All the major U.S. carriers have launched some flavor of 5G at this point, but when it comes to insights about actual consumer experiences on 5G networks, Verizon EVP Ronan Dunne says the carrier has a 12-to-15-month lead on the competition.
Verizon first launched its fixed millimeter wave (mmWave) 5G Home internet service in four markets last October, followed by a mobile mmWave 5G launch in Chicago and Minneapolis in early April. The carrier’s mobile 5G service is currently available in select parts of nine cities, with plans to expand to 30 by the end of the year.

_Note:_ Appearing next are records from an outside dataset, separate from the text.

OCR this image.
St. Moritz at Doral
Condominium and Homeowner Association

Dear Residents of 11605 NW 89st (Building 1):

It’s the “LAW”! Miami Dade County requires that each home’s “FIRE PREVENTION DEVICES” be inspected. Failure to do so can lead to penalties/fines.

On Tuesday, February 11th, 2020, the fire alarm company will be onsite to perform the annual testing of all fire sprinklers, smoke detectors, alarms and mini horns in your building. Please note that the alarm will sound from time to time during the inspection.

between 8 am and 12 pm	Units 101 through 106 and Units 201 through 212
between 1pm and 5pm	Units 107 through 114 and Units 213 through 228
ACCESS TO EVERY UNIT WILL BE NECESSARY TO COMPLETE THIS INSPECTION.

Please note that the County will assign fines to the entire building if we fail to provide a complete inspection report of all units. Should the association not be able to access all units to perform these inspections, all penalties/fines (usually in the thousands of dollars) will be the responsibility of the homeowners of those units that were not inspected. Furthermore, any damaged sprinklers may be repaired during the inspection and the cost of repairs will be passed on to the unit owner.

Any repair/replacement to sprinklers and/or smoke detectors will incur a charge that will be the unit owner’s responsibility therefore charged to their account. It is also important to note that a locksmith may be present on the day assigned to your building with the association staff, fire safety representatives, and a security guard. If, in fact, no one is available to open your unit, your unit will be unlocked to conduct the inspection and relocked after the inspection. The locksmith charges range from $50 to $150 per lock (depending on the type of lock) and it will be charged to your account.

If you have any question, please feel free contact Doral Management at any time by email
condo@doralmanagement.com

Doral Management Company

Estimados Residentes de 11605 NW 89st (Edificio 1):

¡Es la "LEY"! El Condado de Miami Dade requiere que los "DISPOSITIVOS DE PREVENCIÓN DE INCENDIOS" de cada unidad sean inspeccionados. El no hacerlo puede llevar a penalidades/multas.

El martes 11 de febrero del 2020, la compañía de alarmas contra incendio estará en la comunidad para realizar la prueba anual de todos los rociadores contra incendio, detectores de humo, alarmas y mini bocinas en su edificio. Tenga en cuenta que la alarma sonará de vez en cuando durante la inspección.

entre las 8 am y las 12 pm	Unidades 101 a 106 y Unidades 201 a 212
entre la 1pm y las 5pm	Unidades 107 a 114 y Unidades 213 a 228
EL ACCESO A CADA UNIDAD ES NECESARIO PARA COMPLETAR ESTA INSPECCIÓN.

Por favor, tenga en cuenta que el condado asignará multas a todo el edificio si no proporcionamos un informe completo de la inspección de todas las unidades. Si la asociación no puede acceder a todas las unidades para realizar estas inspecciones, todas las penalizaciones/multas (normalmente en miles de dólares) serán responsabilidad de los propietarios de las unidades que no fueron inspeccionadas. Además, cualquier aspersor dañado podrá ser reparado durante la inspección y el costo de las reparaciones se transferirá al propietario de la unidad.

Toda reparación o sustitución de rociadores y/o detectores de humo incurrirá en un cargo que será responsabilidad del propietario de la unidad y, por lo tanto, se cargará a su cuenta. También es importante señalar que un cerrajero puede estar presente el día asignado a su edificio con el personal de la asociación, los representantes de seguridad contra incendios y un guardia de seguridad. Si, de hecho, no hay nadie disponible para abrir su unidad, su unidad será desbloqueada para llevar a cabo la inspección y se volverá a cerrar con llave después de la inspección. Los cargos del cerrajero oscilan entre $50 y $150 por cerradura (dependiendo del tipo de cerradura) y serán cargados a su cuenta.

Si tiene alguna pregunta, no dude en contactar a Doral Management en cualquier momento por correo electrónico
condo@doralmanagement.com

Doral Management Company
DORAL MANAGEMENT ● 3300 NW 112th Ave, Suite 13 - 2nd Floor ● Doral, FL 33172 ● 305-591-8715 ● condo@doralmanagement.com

Dunne, group CEO of Verizon Consumer, speaking Wednesday in Boston at Oppenheimer’s 22nd Annual Technology, Internet & Communications Conference, indicated Verizon has an advantage from the real-world learnings from its mmWave 5G deployments, first in the home, and more recently on the streets.
It’s those live consumer insights that drive network optimization, Dunne said.
Verizon is now releasing software updates for its next-generation network on a weekly basis, he noted, and seeing consistent progress and uplifts in performance, as well as the number of devices per node.
Since launching 5G in Chicago, Dunne said Verizon has more than doubled its number of sites on air in the city and doubled the coverage area.
“We have consumer customers in that market [Chicago], Minneapolis, Indianapolis, all of those, who are already enjoying the benefit of 5G,” he said.
This contrasts to rival AT&T who was first to launch mobile mmWave 5G late last year, with deployments in parts of 21 cities so far, but currently only offers 5G service to business customers – something Dunne alluded to in his comments.
“There are no consumers on that network because they haven’t yet worked out the experience,” he said.
“In that regard [consumer insights], not just our engineering and IP…but insight into the consumer experience that actually drives the optimization of the network, I think we’re 12-15 months ahead of pretty much anybody else,” said Dunne. “And when it comes to mmWave perhaps even further.”
He also pointed to Verizon’s 4G investments and engineering decisions over the last 3-4 years, which Dunne called 5G-enabling. The team’s consistent strategy with an eye of 5G informed what 4G spectrum Verizon purchased and the approach Verizon took to network densification.
“So we actually arrive at the 5G era with a network grid in urban areas that is closer to what you need for 5G millimeter wave than any other carrier because made those decisions 3-4 years ago,” said Dunne, adding that the smooth path means Verizon can deploy 5G faster than would otherwise be the case.
‘Not all 5G is created equal’
Verizon’s consumer group chief also made a point of differentiating between 5G that uses high-band millimeter wave spectrum and the kind using low- or mid-band frequencies, saying “not all 5G is created equal.”
Dunne reiterated that next-gen use cases and massive capacity enabled by mmWave is primed for dense urban environments. He said that Verizon’s network carries a “very large” amount of data in large, densely populated settings, noting that while less than half of Verizon customers are in these urban environments, substantially more than 50% of data traffic happens there.
“The way the 5G standards were written, the more bandwidth you have…the more features and capabilities of 5G that you can enable,” noted Dunne. “We want to have both a coverage strategy and a capability strategy.”
“When it comes to the ability to use 5G as a significant capacity enhancement, there’s more of an opportunity to leverage that in the urban areas,” he added.
While executives at competitor T-Mobile, have taken jabs at Verizon for its mmWave 5G focus, Dunne said Verizon will deploy a nationwide 5G offering and indicated lower-band flavors of 5G will be more akin to advanced 4G services.
T-Mobile is leveraging its low-band 600 MHz spectrum for 5G, while hoping to merge with Sprint and get ahold of a large amount of 2.5 GHz spectrum, with the promise of broad nationwide 5G coverage next year.
Speed tests on live carrier networks have shown mmWave 5G can deliver download speeds of 1-2 Gbps, with 5G using lower bands capable of delivering more consistent coverage, but speeds in the low to mid-100s of Mbps.
“The lower down the spectrum tiers you go, that will approximate to a good 4G service,” said Dunne. “[Verizon] have a very good 4G LTE service in parts of the U.S. where some of our competitors don’t. If somebody else is rushing to bring out 5G nationwide, it may be because they don’t actually have credible 4G LTE coverage in those areas to start with.”
According to Dunne, Verizon plans to have nationwide 5G coverage, but will also have mmWave 5G in most places that large amounts of data are used. Verizon has previously said it intends to use a multi-band strategy for 5G. Executives have pointed to dynamic spectrum sharing (DSS) as a way to dynamically allocate some of Verizon’s current 4G LTE spectrum assets for 5G, which could come into play next year.